Background: Spinal immobilisation involves the use of a number of devices and strategies to stabilise the spinal column after injury and thus prevent spinal cord damage. The practice is widely recommended and widely used in trauma patients with suspected spinal cord injury in the pre-hospital setting.
Objectives: To quantify the effect of different methods of spinal immobilisation (including immobilisation versus no immobilisation) on mortality, neurological disability, spinal stability and adverse effects in trauma patients.
Search strategy: We searched the Cochrane Controlled Trial Register (CCTR), the specialised register of the Cochrane Injuries Group, MEDLINE, EMBASE, CINAHL, PubMed and the National Research Register. We checked reference lists of all articles and contacted experts in the field to identify eligible trials. Manufacturers of spinal immobilisation devices were also contacted for information.
Selection criteria: Randomised controlled trials comparing spinal immobilisation strategies in trauma patients with suspected spinal cord injury. Trials in healthy volunteers were excluded.
Data collection and analysis: Two reviewers independently applied eligibility criteria to trial reports and extracted data.
Main results: We found no randomised controlled trials of spinal immobilisation strategies in trauma patients.

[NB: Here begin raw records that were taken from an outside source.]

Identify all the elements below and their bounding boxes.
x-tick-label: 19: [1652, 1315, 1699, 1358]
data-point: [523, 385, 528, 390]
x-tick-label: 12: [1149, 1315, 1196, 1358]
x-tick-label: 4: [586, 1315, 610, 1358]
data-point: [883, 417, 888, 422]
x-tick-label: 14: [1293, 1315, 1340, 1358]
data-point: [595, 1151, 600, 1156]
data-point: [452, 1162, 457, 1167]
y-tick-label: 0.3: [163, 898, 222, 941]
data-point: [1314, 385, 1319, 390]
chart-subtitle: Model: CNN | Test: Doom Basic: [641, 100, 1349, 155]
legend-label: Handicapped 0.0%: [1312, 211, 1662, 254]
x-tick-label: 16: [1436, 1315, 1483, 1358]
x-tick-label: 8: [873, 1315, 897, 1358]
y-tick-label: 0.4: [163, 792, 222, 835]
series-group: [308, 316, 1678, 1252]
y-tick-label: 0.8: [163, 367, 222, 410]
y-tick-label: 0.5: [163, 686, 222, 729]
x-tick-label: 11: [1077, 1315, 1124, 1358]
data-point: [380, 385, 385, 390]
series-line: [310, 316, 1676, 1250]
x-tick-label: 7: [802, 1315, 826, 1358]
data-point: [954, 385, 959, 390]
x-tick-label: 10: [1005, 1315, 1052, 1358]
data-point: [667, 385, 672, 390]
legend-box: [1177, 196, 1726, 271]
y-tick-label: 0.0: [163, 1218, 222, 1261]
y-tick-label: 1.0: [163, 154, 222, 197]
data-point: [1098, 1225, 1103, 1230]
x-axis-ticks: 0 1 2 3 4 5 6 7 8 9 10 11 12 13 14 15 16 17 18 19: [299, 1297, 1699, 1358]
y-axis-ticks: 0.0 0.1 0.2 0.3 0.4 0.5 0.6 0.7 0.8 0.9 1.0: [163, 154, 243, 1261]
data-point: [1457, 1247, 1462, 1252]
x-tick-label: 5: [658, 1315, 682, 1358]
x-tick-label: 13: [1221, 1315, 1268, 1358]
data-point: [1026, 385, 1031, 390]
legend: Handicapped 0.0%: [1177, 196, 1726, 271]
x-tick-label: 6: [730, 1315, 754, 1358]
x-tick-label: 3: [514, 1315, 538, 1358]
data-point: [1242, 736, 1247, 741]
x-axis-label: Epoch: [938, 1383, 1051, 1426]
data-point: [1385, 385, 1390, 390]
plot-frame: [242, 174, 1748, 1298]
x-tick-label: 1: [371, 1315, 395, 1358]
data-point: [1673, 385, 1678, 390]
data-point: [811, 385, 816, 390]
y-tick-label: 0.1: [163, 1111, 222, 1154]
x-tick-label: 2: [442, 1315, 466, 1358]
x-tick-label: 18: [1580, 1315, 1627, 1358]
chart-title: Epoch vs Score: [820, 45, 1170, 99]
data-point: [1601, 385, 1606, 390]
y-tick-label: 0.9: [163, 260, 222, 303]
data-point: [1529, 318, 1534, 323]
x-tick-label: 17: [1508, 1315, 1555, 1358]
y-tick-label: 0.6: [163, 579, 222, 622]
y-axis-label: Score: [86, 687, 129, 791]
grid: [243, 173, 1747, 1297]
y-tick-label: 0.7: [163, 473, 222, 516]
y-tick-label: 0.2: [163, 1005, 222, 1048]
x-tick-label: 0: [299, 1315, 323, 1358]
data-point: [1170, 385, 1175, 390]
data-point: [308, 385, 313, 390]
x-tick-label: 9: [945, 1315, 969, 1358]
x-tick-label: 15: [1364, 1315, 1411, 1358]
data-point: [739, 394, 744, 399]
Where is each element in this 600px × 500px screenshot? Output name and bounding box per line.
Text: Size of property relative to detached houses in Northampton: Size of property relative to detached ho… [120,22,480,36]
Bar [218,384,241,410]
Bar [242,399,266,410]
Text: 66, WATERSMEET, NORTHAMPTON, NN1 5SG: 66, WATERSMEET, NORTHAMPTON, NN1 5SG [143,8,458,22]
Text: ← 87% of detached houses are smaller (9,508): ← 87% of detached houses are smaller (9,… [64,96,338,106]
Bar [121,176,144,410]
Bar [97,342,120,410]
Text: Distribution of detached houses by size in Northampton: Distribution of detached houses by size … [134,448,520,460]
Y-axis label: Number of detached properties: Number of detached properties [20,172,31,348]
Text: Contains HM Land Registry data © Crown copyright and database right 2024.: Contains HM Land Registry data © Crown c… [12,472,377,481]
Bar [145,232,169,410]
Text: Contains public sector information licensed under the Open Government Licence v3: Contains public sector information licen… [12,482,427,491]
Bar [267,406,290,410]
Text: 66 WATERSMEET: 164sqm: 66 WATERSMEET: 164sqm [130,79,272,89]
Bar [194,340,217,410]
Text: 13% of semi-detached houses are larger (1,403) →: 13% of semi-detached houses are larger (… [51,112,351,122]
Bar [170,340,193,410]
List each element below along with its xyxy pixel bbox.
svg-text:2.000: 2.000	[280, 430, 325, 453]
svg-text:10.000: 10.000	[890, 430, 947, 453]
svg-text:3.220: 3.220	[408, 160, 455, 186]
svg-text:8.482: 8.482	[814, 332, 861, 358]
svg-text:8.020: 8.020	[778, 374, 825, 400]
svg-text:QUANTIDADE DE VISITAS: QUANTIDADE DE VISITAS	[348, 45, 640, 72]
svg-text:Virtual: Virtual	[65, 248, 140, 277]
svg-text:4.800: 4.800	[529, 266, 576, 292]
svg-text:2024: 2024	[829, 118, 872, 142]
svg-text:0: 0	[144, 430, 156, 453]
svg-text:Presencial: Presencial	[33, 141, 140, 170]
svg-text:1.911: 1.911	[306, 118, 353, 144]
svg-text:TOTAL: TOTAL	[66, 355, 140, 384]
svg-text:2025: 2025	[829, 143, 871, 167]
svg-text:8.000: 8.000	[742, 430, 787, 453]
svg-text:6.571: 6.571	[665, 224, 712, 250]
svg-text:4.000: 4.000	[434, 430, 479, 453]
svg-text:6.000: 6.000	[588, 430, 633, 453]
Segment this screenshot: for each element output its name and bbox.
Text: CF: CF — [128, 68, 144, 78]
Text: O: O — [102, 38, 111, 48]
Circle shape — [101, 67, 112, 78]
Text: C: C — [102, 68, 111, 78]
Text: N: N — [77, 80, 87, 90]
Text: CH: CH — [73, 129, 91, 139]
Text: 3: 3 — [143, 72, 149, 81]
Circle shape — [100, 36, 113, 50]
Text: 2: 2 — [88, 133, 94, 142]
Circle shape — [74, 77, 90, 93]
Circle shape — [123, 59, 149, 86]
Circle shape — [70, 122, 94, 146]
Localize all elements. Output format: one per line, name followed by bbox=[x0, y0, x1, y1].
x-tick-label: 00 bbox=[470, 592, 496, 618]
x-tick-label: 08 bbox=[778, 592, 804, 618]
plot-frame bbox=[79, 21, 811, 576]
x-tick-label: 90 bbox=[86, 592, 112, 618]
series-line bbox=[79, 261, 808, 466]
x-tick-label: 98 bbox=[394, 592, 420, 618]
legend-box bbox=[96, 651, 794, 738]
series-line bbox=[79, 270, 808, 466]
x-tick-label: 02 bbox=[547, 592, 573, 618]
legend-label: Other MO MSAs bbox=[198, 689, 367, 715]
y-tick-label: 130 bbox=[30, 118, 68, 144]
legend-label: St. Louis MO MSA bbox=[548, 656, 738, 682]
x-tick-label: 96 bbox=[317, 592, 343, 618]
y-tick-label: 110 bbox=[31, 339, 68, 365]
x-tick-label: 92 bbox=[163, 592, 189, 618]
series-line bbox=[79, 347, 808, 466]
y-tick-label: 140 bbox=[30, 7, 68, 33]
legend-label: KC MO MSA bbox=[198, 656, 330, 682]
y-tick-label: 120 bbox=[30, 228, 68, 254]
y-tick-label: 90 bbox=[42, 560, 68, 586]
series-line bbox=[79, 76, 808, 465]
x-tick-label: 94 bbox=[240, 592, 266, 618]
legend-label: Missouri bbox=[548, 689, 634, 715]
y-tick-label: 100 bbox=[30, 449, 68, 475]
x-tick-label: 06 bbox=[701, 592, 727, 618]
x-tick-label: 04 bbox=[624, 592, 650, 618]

Reviewer's conclusions: We did not find any randomised controlled trials that met the inclusion criteria. The effect of spinal immobilisation on mortality, neurological injury, spinal stability and adverse effects in trauma patients remains uncertain. Because airway obstruction is a major cause of preventable death in trauma patients, and spinal immobilisation, particularly of the cervical spine, can contribute to airway compromise, the possibility that immobilisation may increase mortality and morbidity cannot be excluded. Large prospective studies are needed to validate the decision criteria for spinal immobilisation in trauma patients with high risk of spinal injury. Randomised controlled trials in trauma patients are required to establish the relative effectiveness of alternative strategies for spinal immobilisation.